Retiring is an important step, because it is equivalent to a lifestyle change and it is not necessarily definitive. History is full of illustrious returns. Just look at Lauda, Prost and Schumacher, but also Mike Hailwood, who after abandoning motorcycles for cars, was tempted by a (winning) return to the Tourist Trophy in 1978.
Ago: "I cried for three days; my great love was over"
Even Giacomo Agostini, when it was time to retire, did not make the decision with a light heart: “I cried all night and for three days - he still remembers today - I had decided to leave something I loved and that I knew I would never find again.

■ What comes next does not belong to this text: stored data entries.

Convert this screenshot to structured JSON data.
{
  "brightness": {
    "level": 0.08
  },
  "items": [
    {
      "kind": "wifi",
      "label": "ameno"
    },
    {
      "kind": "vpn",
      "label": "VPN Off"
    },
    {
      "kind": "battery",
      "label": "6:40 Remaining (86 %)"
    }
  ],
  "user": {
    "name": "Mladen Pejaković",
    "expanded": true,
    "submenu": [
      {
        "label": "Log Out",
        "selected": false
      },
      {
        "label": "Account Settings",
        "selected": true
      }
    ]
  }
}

Equally, however, I could not do otherwise: I was competing to win and I was realizing that it was increasingly difficult and I was not interested in making up the numbers ”.
We have met very few riders after Giacomo capable of making such a severe decision. Maybe even with interesting offers on the table.
Lawson: "I've won enough, I've lost enough ..."
Eddie Lawson retired in 1992 after having had the satisfaction of taking the Cagiva, in Hungary, to the top step of the podium and still with the crown of that time around his neck, and he said - with his typical (and little understood) irony: "What am I still doing here?". Then he said the legendary phrase at Kyalami: "I’ve won enough, I’ve lost enough, I’ve hurt myself enough: I’ve had enough".
He could, perhaps, have grabbed a few more seasons out of his profession, but what was the point?
Luca Cadalora made an opposite choice: in 1998, amidst financial and technical problems, he raced for three different teams, Yamaha, Suzuki and MuZ. Then he dragged things out for another year with this last bike before his last goodbye on the Modenas of his former team manager Kenny Roberts.
A bit like his mentor Walter Villa who, after four world titles, continued racing for another seven years. But Walter liked to develop, a bit like Luca.
Retirements out of 'choice' and those out of necessity: Gardner, Doohan and Schwantz
On the other hand, Casey Stoner took the decision to retire despite having a blank cheque from Honda: the Australian simply no longer enjoyed the MotoGP environment, which is why his press conference at Le Mans in 2012 took the entire paddock by surprise.
On the other hand, it is difficult to categorize Gardner, Doohan and Schwantz as retirements ‘out of choice’: the first in 1992 was virtually left without a ride by Honda and with the title won in 1987, he had probably had enough. The great Texan, in 1995, said no more while crying at Mugello with a wrist now welded together by fractures, while Gardner's fellow Aussie, Mick Doohan, brought an end to his formidable career after the Jerez accident in 1999.
Just like Wayne, Valentino Rossi was pensioned off rather than retired. But if the wizard of Wollongong also cried during the announcement while Honda and Rothmans praised him for his loyalty, Vale, on the other hand, smiled thinking not only of the successes, but also of the empire he had created. And that still survives him with a company that not only grinds out a massive turnover, but which works for - and in - motorcycle racing thanks to the Academy and the team.
At this point how can we categorize retirement of Andrea Dovizioso, who will stop for good after the Misano GP? Even for him we can speak of a double retirement, because after the first stop following the non-renewal of his contract with Ducati he tried the Aprilia card, without making up his mind, and then made the (risky) choice of going to the Yamaha WithU team.
Perhaps his previous experience with the Iwata manufacturer, in which he remembered having an 'easy' M1, betrayed him. Or perhaps, it was simply a matter of advancing age.